As the most public of Kim Jong-il’s sons, Jong-nam has long been regarded by the mainstream press as the careless playboy who enraged his father through an attempted visit to Japan’s Disneyland with forged documents in the early 2000s.  But a new book by Yoji Gomi suggests that while a heavy drinker, much of the initial speculation on Jong-nam’s character and predicament may actually be incorrect.  Basing the book on an exchange of over 150 emails, Yoji Gomi paints the picture of a “well-read,” “intelligent,” “sensible” and in some respects “ordinary” individual, deeply concerned with his home country.  And if what Kim Jong-nam said was true, then his exile might not have been quite to the extent that some had assumed, with him speaking to his father by phone regularly before his death.

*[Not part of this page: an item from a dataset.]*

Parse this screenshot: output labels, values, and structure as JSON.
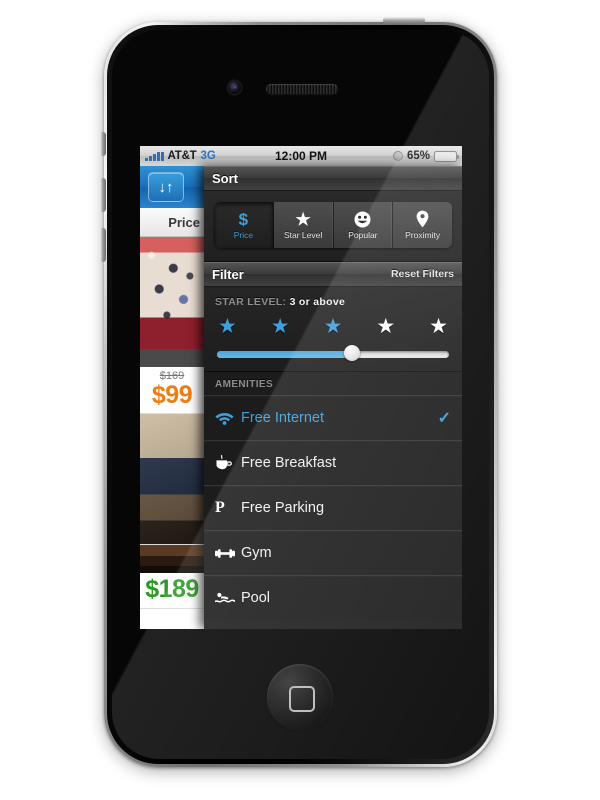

While Kim Jong-nam has long made a habit of speaking to media, until the publication of Yoji Gomi’s book it had appeared that most of his conversations had been through chance meetings with foreign correspondents at airports and other public locations.  Few would have suspected that he would be in such regular contact with the press as it seems he was with Mr. Gomi.  As such, his conversations raise lots of interesting questions for Korea watchers, some of which we managed put to Mr. Gomi in a recent interview.

1. How did you happen to meet Kim Jong-nam and why was he so trusting in a stranger like yourself at first?
I happened to meet him at Beijing airport. We have exchanged more than 150 emails since meeting. We met two times last year and I persuaded him to take an interview with me – and he basically agreed with my plan. I suppose he wants to appeal to the public that the DPRK should make economic reforms as soon as possible.

2. Did Kim Jong-nam offer any insight into the practical way he hopes the regime could make reforms without upsetting the internal balance of power too much?
He believed that the Chinese way is the best for the DPRK. It is possible to invite capitalism while maintaining socialism. For him, the most important thing is to protect foreign investors, including those from South Korea.

3. Why do you think Kim Jong-nam has been so vocal with media, when traditionally the Kim family has been very averse to speaking with foreign media?
Good question. The motivation for contacting media, including myself, is to protect himself. When he feels that his life is in danger, he tries to get in touch with media and expose the secrets of the DPRK.

4. Do you think Kim Jong-nam has much concern for his own personal safety? He claims to be protected by China, but as we know, North Korea has the capacity to make people go missing overseas quite easily.
Yes, he is concerned about his safety. My source said that he has been protected by someone in Macao.

5. How does Kim Jong-nam feel about the forthcoming book you are publishing? Was he on board with its publication?
He is not happy with my book. So has stopped sending me emails.

6. Has Kim Jong-nam ever expressed much regarding unification to you? If so, what was his position on this?
He never referred to unification. But he does hope for economic development of North Korea.

7. What is Kim Jong-nam’s estimation of the current South Korean government led by President Lee Myung Bak?
The relationship between South and North Korea will be difficult for a whole because neither government recognizes each other, he said.

8. Has Kim Jong-nam expressed any thoughts about what a North Korea would look like not ruled by one of the Kim family? Or at least, one not ruled by his brother.
He opposed the power succession to his brother. But he did not elaborate on who is suitable to be the next leader.

9. In a WSJ report with you, Kim Jong-nam said that he spoke regularly to his father by telephone, despite media reports that he was “cut off” from Pyongyang. Did he ever reveal much about the type of conversations he had?
He said he and his father talked about the nuclear issue and power succession by phone. But he never elaborated on the details of their conversation.

10. While reports have indicated that Kim Jong-nam doesn’t know his brother Jong-un, has Jong-nam ever revealed any personality details about his younger brother to you that he picked up from other family members? If so, what were these?
Kim Jong-nam said noting about his brother, as he has never met Jong-un.